Bernadett Mary Gridelet et Sébastien Russo, au festival d’art brut de Chaumont (région Grand-Est).
© (Photo : Florence Joly)
Trakt, c’est extraordinaire, c’était à côté de chez nous et on ne le savait pas ! s’exclame Michel Pommier, qui a su faire s’épanouir une aventure artistique locale avec ses Chantiers de la Création. Au cœur de ce creuset bouillonnant, la trajectoire fulgurante d’une revue d’art se démarque de bien des façons. Méconnue à Tours, la revue Trakt a pourtant, en trois ans, conquis le monde de l’art brut et singulier. Les musées se l’arrachent, les galeristes la réclament, les artistes brûlent de s’y voir.

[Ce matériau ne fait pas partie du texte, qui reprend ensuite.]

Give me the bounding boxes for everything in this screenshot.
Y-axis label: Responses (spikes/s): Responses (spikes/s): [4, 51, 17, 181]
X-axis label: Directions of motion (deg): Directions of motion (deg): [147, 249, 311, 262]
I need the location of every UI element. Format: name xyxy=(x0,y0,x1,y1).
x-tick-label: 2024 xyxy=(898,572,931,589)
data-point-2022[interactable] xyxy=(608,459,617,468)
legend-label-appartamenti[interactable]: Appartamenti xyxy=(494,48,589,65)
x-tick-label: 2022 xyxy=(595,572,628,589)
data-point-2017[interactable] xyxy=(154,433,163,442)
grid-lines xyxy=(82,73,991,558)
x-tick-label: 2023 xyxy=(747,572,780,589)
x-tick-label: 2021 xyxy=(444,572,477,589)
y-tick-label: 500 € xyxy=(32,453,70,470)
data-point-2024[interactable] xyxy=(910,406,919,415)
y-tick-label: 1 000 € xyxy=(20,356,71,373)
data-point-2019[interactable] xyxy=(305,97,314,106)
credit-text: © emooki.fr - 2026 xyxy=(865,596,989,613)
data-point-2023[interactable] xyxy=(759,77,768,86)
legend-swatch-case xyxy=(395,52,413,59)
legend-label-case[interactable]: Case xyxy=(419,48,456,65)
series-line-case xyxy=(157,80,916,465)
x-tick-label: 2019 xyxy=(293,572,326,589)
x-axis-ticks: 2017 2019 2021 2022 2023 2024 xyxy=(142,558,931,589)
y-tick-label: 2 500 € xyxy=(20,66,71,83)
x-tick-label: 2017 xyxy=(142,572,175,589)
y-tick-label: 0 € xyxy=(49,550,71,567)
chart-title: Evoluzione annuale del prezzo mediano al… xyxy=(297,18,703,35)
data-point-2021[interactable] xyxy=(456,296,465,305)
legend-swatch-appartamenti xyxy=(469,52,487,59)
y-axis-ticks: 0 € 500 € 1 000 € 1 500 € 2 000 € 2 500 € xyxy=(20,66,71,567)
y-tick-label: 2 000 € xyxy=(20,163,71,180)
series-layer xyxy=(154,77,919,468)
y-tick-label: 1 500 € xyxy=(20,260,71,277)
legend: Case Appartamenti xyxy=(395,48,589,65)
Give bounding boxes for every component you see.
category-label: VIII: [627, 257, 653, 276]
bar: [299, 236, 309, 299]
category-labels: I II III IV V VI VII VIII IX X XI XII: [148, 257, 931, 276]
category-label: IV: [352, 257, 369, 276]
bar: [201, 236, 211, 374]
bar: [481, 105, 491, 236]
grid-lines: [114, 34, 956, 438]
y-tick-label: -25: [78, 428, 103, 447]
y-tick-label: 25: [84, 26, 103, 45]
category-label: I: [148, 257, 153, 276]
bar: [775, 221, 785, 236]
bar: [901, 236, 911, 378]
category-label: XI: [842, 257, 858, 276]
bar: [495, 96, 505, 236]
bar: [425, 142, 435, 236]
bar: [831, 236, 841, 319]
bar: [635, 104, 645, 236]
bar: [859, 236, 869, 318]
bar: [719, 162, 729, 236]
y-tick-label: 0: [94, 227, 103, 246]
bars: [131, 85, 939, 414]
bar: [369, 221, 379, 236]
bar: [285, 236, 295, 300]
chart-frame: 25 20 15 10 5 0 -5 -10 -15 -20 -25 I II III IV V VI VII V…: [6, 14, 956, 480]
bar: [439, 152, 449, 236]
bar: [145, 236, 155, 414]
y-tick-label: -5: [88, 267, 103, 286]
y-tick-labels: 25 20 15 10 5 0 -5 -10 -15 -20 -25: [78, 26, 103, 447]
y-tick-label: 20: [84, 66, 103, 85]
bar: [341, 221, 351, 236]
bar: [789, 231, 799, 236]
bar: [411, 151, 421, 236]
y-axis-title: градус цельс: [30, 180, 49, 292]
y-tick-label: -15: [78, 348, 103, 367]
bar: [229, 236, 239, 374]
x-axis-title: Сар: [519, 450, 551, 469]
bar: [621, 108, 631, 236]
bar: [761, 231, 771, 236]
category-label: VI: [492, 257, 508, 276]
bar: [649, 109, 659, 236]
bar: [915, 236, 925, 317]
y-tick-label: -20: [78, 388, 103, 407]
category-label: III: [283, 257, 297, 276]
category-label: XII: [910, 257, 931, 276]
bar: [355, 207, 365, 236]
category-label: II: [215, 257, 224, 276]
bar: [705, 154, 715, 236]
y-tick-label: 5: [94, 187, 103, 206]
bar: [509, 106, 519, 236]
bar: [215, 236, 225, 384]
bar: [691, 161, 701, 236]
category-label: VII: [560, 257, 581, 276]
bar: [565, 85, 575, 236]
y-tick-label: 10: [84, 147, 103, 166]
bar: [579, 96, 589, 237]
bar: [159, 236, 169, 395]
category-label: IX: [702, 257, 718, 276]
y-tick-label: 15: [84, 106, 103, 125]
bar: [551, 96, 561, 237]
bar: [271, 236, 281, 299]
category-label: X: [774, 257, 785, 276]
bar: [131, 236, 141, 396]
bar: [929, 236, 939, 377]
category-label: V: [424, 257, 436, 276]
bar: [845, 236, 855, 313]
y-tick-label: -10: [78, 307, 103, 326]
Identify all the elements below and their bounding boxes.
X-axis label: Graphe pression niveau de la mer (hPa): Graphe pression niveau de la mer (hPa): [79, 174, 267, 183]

À l’œuvre, le très discret Sébastien Russo, qui du fond de son usine, ne pensait qu’à dessiner. Jusqu’au jour où il découvrit Philippe Druillet « Le choc ! » À 25 ans, Sébastien réussit le concours des Beaux-Arts de Lyon; Atteint d’une myopathie évolutive, Sébastien continue pourtant à faire l’ouvrier. Il profite d’un licenciement pour passer un BTS d’illustrateur, à 44 ans. « Au moment où je me suis dit qu’il fallait que je me consacre à ma peinture, j’ai été reconnu en invalidité ».
À Tours en 2010, il rencontre Bernadett. Elle le porte dans cette idée qui mijote depuis longtemps, créer un magazine. En 2017 naît Trakt, le journal de l’art post-brut et néo-singulier « Sans le vouloir, on a créé un mythe, la revue dans laquelle il faut être ; c’est devenu un objet de promotion des artistes ». Certains évoquent même le célèbre magazine américain Raw, comparaison on ne peut plus flatteuse pour Sébastien, très admirateur du travail de sa cofondatrice Françoise Mouly et de ses couvertures du New Yorker.
Pour et par les artistes
Un concept hors normes. Nul arbitrage de critique d’art. Des artistes qui écrivent sur leurs œuvres ou celles de leurs amis. Des histoires. Des interviews décalées. « La femme de Robert Combas a raconté son confinement et m’a envoyé des photos inédites de ses dessins. Je préconise d’écrire comme on le sent, avec sincérité. » Trois numéros par an. Un tirage de 300 exemplaires. Trakt est vendu 10 euros sur internet et dans les musées européens d’art brut. Sébastien et Bernadett cherchent à s’ouvrir sur d’autres médiums. Les partenaires sont bienvenus, « pour que l’on puisse baisser les frais de port et multiplier les tirages, voire le vendre en librairie ».
De festivals en musées, ces passionnés ont réussi à se créer un solide réseau, illuminé par les grands anciens Cérès Franco et André Robillard. Le timing semble jouer en leur faveur : « L’art singulier explose en ce moment et à Tours, on a un beau potentiel ».